Currently, our existing methods of diagnosis aren’t capable of detecting important biomarkers that occur with Alzheimer’s disease before the cognitive symptoms begin to appear.

The Cognes Solution

Cognes is the answer to the desperate need for early Alzheimer’s disease diagnosis. This tool is cost-effective for both patients and the hospital, opening up a greater pool of patients seeking a diagnosis.

Using a smartphone app, Cognes uses facial recognition and images, along with cognitive assessments, to detect early dementia in a way that our current diagnostic measures cannot do. A wealth of information is observable in the face and head that can pinpoint early dementia as it develops in the brain before severe cognitive impairment occurs.

Cognes combines data within images that show brain atrophy with cognitive assessment data, which is then analyzed by an AI engine. This technology has been tested in a study from early 2020 that used over 1,300 subjects and has been found feasible for early Alzheimer’s diagnosis.

The benefits of Cognes don’t just stop with diagnosis. Doctors and hospitals can easily implement Cognes into their workflow, allowing patients to screen themselves through their app at home. This will enable patients to test themselves remotely, while doctors and hospitals can continue their day-to-day operations and reduce visits. 

Running expensive diagnostic tests can put a financial burden on both the hospital and the patient. With Cognes, these tests will no longer be the go-to diagnostic tool, as patients will be able to test themselves at home with nothing more than a smartphone with a camera. 

Conclusion

Our current Alzheimer’s diagnostic tools often fall short when it comes to early diagnosis. Patients for whom cost is a barrier are left behind, while other patients don’t receive a diagnosis until a mild or significant cognitive decline has occurred. Alzheimer’s disease costs patients and hospitals hundreds of billions of dollars every single year worldwide.

Cognes is the solution that many hospitals and patients are looking for.
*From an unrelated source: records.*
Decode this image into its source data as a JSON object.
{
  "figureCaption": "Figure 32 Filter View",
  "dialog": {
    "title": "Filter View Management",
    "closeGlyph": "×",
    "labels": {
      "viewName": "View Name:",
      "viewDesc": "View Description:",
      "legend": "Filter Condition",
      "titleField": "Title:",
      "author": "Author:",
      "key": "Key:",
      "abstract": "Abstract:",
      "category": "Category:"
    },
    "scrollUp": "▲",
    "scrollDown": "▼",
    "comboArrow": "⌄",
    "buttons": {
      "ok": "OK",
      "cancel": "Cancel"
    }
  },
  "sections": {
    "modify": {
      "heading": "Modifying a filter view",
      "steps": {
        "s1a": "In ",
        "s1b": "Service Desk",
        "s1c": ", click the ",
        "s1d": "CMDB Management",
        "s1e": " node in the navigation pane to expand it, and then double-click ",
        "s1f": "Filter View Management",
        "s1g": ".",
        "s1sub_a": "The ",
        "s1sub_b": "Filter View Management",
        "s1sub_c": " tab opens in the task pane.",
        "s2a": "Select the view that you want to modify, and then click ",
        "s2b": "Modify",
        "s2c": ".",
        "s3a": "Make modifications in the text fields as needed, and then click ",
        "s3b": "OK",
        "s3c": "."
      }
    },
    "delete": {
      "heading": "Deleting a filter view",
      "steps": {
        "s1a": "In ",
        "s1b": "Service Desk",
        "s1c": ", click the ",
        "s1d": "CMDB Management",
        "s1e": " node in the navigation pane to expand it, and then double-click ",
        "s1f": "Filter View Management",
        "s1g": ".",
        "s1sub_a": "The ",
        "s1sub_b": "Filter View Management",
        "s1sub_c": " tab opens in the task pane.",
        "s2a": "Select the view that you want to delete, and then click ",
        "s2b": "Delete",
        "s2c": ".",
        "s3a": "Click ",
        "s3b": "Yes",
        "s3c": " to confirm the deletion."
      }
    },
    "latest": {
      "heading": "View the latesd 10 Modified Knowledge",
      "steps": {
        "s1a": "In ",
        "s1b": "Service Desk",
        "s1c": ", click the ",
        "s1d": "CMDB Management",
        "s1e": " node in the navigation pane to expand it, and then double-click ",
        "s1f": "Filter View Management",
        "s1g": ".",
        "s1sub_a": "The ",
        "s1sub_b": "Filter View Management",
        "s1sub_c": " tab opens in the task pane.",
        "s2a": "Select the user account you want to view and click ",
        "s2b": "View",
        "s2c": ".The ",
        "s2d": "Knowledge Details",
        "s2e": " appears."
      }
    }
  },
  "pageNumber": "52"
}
With the use of AI engines and technology that analyzes the facial images of potential Alzheimer’s patients, Cognes can pinpoint the signs of early dementia. 

Early diagnosis helps patients and hospitals. The cost-efficiency of Cognes allows more patients to get help while allowing hospitals to forgo lengthy and expensive brain scans and tests. Cognes also fits into the hospital’s workflow by enabling patients to test in the comfort of their own homes with their smartphones. 

Alzheimer’s disease relies on prevention to help patients, and prevention depends on early diagnosis. Cognes is the solution to the Alzheimer’s problem.